Harry Potter had evaded his notice for another year, and he was certain that it was not without reason.

Thinking back onto the past several school years, Albus had come to a horrible conclusion: the boy-who-lived had most certainly fallen too far from the light to be saved, and was very clearly out of his hands. This could have been avoided in the boy’s very first year, had he not been distracted with the nonsense with the philosopher's stone and the cerberus. All had not been lost in the boy’s second however, though now that he thought back to it, the Potter heir had been carrying himself with a certain grace and danger that year that was very indicative of a child that had grown up proud and vicious. He had likely been falling into the dark arts even then, his magic slowly tainting and golden heart becoming shriveled. And then, in the months that followed the fall of Gryffindor tower that year on Halloween, the boy occasionally exhibited certain tics and mannerisms that reminded Albus very much of Tom Riddle

He didn’t want to believe it, but things were falling into place far too perfectly.

So, now that the boy’s third year had been cut short, and as his head was now clear of other influences, Albus rather thought that there was only one reasonable answer behind the boy-who-lived. It was clear to him that Tom Riddle had indeed turned the boy into a horcrux as an infant, and was now attempting to take control or poison his mind. If that were the case, and Albus truly wished that it was not, then the reason for his inactivity in regards to the boy could be nothing but some sort of dark magic. He was sure of it.

“There you are…” It was subtle, nearly indistinguishable from the wards themselves, but Albus could feel very faintly that there was a ring of dark magic encompassing his school, completely enveloping the castle and the surrounding area. He focused harder, diving deeper into the wards and found distinct points where the magic was more defined.

“Clever, Tom. Very clever.”

Hex bags it was then, and quite a large amount of them too. It would take several months to remove them from the grounds, but he certainly could do so, and as the staff would soon be gone from Hogwarts, the only thing that would stand between him and the troublesome dark magic would be the centaur clan, which was truly of no consequence.
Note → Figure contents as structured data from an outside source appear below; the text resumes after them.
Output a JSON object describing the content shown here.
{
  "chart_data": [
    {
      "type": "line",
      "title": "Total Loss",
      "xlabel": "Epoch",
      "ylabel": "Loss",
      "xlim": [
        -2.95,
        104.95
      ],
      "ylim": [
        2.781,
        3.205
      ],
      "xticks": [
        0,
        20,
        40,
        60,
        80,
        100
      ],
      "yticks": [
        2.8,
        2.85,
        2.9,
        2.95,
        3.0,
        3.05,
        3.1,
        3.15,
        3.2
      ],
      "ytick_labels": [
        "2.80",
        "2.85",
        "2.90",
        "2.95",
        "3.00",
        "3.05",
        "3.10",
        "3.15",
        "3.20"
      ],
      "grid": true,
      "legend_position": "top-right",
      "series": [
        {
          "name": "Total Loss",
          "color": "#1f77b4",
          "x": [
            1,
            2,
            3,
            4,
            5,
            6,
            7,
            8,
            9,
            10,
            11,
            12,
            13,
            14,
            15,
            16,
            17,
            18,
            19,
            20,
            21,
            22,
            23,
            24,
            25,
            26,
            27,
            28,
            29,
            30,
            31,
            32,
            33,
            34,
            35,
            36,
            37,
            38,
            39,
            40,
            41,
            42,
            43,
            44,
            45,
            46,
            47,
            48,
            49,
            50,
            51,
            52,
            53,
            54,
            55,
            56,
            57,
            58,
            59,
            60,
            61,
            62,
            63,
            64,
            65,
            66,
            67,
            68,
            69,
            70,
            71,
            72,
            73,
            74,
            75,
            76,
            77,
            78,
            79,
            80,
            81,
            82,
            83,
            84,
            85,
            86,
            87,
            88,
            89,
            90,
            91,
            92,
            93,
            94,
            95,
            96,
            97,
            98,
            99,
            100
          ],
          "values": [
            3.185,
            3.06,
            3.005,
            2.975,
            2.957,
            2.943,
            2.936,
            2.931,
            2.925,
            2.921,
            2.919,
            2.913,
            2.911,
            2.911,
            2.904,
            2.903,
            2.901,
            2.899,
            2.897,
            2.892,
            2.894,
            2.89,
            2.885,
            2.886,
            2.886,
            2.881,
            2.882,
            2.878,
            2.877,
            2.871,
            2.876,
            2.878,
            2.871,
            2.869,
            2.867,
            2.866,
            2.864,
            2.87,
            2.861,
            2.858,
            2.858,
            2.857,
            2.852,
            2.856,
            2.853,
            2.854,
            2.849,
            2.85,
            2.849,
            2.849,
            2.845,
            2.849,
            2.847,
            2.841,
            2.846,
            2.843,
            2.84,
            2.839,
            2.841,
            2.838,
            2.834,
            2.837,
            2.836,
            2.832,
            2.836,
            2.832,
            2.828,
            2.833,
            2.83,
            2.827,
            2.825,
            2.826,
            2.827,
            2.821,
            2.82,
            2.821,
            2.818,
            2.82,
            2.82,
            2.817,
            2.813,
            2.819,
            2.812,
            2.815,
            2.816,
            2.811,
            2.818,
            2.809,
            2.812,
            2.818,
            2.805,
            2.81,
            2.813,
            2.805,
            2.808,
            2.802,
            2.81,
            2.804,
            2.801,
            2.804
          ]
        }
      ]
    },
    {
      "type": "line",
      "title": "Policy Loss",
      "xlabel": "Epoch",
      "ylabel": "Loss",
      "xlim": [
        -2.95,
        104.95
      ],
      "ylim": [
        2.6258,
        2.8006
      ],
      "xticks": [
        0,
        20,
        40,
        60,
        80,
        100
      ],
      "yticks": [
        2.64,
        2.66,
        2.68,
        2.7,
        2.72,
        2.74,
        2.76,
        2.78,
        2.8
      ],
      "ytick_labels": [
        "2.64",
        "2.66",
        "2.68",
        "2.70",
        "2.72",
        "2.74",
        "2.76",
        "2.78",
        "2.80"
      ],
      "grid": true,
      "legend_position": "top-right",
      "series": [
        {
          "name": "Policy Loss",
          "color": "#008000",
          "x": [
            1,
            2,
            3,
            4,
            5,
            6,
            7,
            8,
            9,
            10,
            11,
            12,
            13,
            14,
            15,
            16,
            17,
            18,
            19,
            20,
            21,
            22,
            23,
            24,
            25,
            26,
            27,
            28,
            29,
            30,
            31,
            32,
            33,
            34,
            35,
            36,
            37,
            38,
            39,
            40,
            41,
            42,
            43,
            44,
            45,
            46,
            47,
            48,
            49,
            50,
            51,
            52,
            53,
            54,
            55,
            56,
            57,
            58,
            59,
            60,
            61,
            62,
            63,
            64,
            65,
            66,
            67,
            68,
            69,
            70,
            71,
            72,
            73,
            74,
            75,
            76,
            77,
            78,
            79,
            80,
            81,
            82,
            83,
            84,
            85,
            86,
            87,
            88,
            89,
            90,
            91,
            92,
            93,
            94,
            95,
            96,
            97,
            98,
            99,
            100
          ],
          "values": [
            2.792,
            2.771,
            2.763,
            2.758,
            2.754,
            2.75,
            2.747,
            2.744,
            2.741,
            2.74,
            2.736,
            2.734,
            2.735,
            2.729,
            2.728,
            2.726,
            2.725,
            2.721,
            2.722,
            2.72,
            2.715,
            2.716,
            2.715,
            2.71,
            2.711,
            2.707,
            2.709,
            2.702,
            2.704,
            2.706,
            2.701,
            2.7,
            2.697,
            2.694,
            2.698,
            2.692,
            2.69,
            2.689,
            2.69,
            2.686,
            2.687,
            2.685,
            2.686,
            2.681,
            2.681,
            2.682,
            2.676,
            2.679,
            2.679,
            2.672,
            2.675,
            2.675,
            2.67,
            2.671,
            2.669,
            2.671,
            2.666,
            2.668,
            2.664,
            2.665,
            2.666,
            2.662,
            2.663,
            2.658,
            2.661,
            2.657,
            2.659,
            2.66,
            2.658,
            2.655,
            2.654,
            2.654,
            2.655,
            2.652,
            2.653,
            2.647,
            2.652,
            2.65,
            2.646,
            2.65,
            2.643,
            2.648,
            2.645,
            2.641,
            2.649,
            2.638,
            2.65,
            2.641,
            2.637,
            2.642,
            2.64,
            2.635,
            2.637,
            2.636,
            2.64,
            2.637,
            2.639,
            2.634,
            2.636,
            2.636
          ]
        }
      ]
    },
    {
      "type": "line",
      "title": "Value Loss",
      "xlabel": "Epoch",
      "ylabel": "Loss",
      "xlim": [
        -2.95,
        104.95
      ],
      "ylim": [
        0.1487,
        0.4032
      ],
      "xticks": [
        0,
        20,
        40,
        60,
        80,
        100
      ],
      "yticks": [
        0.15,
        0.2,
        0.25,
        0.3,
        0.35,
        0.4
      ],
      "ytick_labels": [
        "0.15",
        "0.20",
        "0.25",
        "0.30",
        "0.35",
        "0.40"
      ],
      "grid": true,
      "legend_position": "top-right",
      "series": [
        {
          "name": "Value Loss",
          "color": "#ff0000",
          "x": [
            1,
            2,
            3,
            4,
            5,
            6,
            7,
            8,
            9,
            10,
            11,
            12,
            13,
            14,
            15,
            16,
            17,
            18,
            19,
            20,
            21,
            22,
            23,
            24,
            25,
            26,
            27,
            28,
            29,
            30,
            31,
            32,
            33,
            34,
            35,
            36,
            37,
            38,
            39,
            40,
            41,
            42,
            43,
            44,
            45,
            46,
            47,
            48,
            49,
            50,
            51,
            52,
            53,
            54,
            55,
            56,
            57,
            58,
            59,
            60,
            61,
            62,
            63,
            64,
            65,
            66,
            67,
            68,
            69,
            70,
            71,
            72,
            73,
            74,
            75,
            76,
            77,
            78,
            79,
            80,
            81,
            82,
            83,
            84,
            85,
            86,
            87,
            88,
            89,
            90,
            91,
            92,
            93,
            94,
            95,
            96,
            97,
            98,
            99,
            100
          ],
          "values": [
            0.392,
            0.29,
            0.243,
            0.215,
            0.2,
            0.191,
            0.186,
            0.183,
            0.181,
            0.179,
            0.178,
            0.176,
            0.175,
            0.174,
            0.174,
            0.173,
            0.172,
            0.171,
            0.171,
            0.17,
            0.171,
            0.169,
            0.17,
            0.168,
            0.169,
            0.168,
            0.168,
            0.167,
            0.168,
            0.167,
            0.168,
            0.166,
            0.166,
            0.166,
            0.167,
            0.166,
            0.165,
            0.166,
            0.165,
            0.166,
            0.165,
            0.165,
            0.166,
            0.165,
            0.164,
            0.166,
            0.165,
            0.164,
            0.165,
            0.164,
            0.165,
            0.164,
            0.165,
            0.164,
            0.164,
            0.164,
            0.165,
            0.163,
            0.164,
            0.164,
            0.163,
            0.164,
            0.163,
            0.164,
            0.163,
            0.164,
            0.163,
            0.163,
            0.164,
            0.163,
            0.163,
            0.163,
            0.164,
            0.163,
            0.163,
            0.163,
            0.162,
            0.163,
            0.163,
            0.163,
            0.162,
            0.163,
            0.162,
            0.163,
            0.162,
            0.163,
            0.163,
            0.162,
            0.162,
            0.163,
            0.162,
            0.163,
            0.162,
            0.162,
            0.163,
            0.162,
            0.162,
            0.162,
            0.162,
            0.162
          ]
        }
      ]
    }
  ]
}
Standing, Albus adjusted his sleeves, and with a flourish he sped from his office, eyes twinkling merrily as he walked swiftly towards the Forbidden Forest, passing by empty halls and slowly moving paintings on his path towards fixing the issue that had plagued him for nearly two years.

Tom Riddle might think himself quite clever, but no one could hold Albus Dumbledore back from his goals for long.

No one.

 

-End of Year Three: Ode to Fimbulvetr-

-End of Book One: How Fate Intended-

Notes:

This entire story has been such an incredible learning experience for me, and I truly can not wait to see where it goes!